One suspects we will hear a lot in the coming weeks justifying pragmatism winning the day once again.
We will be told how making senior bond holders face up to the consequences of their bad decision would have had all sort of unpleasant consequences. The most pressing – from the ECB’s point of view – is the possible pariah status of what is left of Ireland’s banks making it impossible for them to wean themselves off ECB funding.
The other argument we can expect to hear repeated is the one most recently voiced by Deutsche Bank chief executive Josef Ackermann to the effect that while such things are right in principle, the truth is everybody gets hurt when senior bondholders get hurt because the bonds are held by life insurers and pension funds.
Ackermann is right, of course, but, as he undoubtedly also knows, these long-term investors only benefit from markets that are functional and where losses fall where losses should, and this includes senior bank bondholders, not withstanding a guarantee by the Irish Government.
He must also know – as must the ECB – that ultimately the markets find you out.
The speed with which even the mere suggestion of burden sharing with Irish bank senior bond holders sent the market into paroxysms indicates that they know the day of reckoning is coming.

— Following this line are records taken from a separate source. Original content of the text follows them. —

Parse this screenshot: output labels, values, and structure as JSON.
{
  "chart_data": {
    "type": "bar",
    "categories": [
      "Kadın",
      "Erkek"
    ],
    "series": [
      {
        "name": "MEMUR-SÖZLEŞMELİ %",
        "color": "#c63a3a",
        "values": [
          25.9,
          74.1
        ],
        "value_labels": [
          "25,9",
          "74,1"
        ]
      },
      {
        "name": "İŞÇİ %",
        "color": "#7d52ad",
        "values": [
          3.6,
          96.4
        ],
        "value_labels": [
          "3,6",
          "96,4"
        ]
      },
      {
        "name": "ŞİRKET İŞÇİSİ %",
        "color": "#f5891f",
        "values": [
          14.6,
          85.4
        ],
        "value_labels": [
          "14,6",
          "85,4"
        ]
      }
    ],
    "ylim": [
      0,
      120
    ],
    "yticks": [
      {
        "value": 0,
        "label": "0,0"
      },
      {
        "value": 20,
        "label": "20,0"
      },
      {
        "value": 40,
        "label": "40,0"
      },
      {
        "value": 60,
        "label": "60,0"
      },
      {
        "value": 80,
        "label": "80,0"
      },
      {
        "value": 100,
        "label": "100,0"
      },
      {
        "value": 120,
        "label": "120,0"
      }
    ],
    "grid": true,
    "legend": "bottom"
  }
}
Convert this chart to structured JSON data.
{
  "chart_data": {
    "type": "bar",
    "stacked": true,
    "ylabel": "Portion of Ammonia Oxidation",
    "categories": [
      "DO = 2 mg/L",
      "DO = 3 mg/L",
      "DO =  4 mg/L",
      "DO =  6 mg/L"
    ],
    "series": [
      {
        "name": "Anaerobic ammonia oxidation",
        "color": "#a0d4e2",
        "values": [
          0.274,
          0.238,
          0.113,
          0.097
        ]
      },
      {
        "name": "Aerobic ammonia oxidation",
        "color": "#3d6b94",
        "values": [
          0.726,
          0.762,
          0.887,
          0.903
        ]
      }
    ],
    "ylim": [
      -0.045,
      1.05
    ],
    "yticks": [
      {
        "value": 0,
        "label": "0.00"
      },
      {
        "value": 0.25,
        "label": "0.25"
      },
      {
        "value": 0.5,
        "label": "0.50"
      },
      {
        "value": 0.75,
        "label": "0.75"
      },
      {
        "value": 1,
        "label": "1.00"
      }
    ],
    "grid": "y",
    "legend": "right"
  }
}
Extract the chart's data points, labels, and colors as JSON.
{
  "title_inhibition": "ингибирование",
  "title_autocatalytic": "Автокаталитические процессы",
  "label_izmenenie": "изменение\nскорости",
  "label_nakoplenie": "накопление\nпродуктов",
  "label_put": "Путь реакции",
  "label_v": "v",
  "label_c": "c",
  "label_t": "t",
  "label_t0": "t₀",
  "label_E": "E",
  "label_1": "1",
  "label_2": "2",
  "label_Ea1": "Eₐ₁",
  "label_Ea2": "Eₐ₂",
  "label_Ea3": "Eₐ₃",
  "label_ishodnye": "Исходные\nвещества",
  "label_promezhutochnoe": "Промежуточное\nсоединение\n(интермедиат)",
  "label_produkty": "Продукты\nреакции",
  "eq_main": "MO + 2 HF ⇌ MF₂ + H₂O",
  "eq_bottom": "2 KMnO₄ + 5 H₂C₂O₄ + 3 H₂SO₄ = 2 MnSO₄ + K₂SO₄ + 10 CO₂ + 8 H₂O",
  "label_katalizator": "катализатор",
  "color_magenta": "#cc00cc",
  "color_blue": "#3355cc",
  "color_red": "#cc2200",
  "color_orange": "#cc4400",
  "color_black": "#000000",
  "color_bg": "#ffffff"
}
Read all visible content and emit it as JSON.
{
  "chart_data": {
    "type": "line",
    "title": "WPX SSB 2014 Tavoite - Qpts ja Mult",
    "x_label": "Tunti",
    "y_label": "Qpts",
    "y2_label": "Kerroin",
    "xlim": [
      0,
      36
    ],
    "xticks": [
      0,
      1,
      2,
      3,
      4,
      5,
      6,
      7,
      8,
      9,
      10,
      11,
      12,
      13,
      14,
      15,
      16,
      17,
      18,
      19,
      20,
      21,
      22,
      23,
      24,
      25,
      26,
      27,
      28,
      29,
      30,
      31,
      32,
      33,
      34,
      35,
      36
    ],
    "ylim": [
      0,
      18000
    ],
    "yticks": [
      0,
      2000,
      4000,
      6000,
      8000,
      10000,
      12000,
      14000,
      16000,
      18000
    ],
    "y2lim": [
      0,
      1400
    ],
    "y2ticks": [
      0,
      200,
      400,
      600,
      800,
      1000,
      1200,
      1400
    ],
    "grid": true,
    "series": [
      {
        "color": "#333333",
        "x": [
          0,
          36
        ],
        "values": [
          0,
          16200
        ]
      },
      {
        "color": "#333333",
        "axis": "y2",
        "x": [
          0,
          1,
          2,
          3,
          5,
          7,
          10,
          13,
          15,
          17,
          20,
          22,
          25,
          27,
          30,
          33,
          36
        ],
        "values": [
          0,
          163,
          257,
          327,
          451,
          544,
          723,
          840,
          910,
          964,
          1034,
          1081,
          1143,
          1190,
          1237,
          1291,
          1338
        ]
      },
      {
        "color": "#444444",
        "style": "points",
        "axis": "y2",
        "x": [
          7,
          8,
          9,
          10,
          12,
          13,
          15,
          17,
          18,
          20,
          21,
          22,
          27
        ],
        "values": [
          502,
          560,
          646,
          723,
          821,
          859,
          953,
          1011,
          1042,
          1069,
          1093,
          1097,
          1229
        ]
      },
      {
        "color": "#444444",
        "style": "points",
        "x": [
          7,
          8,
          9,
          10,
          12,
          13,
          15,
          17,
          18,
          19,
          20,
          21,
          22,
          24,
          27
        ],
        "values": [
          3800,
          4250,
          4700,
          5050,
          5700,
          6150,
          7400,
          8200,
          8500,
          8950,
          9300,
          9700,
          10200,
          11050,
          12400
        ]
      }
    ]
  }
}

But, it would appear that once again the reckoning has been postponed and Europe limps on with over-borrowed peripheral states being spatchcocked to preserve a fiction that Europe’s banks do not have to confront billions in losses as a result of lending to these countries.
One way of looking at the events of last Friday was that the IMF – taking a more global view – pushed to try and face up to the issue in a limited fashion by introducing some very limited form of burden sharing in the Irish package.
The idea was duly floated, the markets kicked up and it was quickly shelved. What will become clearer in the coming weeks is whether the cat is out of the bag.
The authorities may have blinked first, but a process may have been set in train that will see the abandonment of the position that senior bond holders in European banks are a protected species.
The fear is that this does not come in time to make any difference to Ireland as we plough on with our commitment to senior bond holders intact and end up being the only fools to pay them out.